Riester Rente im Vergleich zur Rürup Rente
Ursprünglich basierte die gesetzliche Rente auf dem Generationenvertrag. Das bedeutet, dass die heutigen gesetzlich versicherten Arbeitnehmer die Rente für die aus dem Arbeitsleben ausgeschiedenen Menschen bezahlen. Das ging solange gut bis genügend junge Leute für wenige alte Menschen zahlen mussten. In Deutschland sind allerdings die Geburten seit Jahrzehnten rückläufig und die Menschen werden immer älter.

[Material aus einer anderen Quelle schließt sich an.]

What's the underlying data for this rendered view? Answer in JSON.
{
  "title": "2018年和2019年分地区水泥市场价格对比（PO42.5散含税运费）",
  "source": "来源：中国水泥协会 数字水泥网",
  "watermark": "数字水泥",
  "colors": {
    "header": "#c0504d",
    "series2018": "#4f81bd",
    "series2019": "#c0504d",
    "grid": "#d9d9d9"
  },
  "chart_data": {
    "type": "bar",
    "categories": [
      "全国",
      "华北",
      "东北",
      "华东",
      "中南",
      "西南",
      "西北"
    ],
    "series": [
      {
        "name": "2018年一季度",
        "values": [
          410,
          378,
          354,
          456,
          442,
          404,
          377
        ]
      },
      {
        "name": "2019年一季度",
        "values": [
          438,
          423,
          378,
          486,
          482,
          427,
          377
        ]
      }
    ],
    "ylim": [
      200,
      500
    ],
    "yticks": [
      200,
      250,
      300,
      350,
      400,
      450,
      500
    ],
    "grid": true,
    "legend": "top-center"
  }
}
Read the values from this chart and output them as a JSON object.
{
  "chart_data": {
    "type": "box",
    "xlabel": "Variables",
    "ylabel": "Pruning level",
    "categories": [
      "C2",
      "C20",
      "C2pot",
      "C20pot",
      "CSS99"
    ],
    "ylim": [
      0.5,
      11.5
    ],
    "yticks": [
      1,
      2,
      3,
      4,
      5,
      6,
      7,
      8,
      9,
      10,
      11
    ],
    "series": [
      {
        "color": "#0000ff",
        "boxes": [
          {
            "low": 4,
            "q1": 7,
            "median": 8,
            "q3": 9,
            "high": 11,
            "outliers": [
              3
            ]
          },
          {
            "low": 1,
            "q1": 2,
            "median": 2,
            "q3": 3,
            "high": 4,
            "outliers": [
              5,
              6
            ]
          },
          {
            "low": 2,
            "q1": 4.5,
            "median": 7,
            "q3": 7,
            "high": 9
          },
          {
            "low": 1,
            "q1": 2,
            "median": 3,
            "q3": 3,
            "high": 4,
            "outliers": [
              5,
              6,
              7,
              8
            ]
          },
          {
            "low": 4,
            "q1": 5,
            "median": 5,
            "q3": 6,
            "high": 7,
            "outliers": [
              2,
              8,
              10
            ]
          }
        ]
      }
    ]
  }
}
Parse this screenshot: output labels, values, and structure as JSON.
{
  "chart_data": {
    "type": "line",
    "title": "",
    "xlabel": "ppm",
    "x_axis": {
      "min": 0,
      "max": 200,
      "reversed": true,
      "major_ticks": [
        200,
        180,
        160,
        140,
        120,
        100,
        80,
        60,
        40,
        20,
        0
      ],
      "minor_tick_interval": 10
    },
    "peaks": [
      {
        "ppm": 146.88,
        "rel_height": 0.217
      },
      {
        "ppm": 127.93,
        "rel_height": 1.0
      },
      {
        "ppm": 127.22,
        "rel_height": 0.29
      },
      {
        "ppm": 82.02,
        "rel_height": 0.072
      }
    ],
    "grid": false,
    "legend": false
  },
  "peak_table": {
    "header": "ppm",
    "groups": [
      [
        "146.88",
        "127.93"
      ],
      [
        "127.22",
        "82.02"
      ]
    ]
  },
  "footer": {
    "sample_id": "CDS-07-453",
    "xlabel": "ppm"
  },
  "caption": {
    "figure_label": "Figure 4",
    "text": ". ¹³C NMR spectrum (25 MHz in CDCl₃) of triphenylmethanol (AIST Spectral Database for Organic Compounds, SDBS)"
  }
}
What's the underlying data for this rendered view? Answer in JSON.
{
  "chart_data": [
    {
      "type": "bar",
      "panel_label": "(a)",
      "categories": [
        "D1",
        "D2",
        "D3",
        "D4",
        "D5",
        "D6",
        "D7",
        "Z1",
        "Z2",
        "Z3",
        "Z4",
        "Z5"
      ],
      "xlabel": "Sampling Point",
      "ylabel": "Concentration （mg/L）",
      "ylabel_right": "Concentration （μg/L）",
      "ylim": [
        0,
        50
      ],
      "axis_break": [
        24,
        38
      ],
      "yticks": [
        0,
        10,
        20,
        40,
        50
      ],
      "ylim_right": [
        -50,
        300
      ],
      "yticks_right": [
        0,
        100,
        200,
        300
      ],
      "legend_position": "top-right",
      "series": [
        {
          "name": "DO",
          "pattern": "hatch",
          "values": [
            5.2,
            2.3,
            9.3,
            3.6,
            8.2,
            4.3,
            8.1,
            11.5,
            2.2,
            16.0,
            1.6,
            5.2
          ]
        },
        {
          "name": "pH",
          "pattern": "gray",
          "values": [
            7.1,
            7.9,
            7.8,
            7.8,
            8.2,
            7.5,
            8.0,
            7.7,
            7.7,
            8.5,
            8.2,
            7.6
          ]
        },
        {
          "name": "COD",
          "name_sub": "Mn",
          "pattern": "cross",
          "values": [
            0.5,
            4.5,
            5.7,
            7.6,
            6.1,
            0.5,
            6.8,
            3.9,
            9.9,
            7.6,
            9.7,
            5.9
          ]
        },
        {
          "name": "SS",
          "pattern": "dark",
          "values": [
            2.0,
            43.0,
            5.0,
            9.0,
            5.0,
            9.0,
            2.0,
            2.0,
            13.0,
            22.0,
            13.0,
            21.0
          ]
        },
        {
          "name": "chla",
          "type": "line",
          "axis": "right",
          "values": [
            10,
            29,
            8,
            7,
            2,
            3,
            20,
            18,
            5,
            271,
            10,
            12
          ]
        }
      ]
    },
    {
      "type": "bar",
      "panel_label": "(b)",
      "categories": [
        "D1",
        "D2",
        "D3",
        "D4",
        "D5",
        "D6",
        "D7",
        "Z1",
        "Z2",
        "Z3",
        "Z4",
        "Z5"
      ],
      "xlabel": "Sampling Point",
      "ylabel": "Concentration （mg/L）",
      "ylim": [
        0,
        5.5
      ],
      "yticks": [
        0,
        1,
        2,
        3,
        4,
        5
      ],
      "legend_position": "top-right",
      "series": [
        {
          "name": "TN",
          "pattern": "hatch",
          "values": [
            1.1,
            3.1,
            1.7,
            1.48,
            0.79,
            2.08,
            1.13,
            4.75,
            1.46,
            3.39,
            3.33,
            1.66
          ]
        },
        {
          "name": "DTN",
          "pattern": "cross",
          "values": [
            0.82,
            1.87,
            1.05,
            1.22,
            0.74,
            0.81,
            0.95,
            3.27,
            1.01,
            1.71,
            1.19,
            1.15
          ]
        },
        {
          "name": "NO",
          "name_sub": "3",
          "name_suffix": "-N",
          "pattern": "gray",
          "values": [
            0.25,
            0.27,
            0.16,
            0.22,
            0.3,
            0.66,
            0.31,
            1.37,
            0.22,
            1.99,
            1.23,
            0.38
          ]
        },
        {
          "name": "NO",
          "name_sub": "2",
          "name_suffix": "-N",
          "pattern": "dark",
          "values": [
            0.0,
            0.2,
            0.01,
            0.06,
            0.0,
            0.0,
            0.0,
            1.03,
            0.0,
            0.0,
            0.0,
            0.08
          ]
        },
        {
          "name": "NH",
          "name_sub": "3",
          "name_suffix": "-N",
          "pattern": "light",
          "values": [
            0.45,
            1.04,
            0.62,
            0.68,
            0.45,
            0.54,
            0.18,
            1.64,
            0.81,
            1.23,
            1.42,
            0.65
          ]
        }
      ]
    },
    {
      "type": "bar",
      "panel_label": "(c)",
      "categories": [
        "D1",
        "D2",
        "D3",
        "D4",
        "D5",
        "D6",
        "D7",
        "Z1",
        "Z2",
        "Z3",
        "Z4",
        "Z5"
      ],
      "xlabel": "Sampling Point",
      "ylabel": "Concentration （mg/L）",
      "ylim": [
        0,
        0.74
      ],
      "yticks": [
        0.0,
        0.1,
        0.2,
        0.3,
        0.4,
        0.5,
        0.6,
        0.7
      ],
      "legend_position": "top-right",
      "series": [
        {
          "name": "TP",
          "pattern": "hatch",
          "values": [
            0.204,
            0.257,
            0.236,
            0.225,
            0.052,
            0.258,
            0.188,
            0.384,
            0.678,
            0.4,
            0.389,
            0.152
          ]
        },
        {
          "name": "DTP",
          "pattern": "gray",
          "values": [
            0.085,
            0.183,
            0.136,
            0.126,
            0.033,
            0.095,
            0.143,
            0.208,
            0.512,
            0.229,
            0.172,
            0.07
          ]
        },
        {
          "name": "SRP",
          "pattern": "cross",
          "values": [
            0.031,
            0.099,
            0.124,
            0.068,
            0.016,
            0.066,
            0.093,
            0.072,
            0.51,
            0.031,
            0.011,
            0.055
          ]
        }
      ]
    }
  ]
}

Dadurch klafft ein riesiges Loch bei der Finanzierung der gesetzlichen Altersversorgung, das der Staat allein nicht schließen kann.
Diese Entwicklung wurde von der Politik in Deutschland zwar erst spät erkannt, aber durch die Förderung der privaten Altersvorsorge wurden die richtigen Schritte eingeleitet. In dem Zusammenhang machen zwei Begriffe die Runde, die Rede ist von der Riester- und Rürup Rente. Die Riester Rente im Vergleich zur Rürup Rente ist ausschließlich Arbeitern und Angestellten vorbehalten.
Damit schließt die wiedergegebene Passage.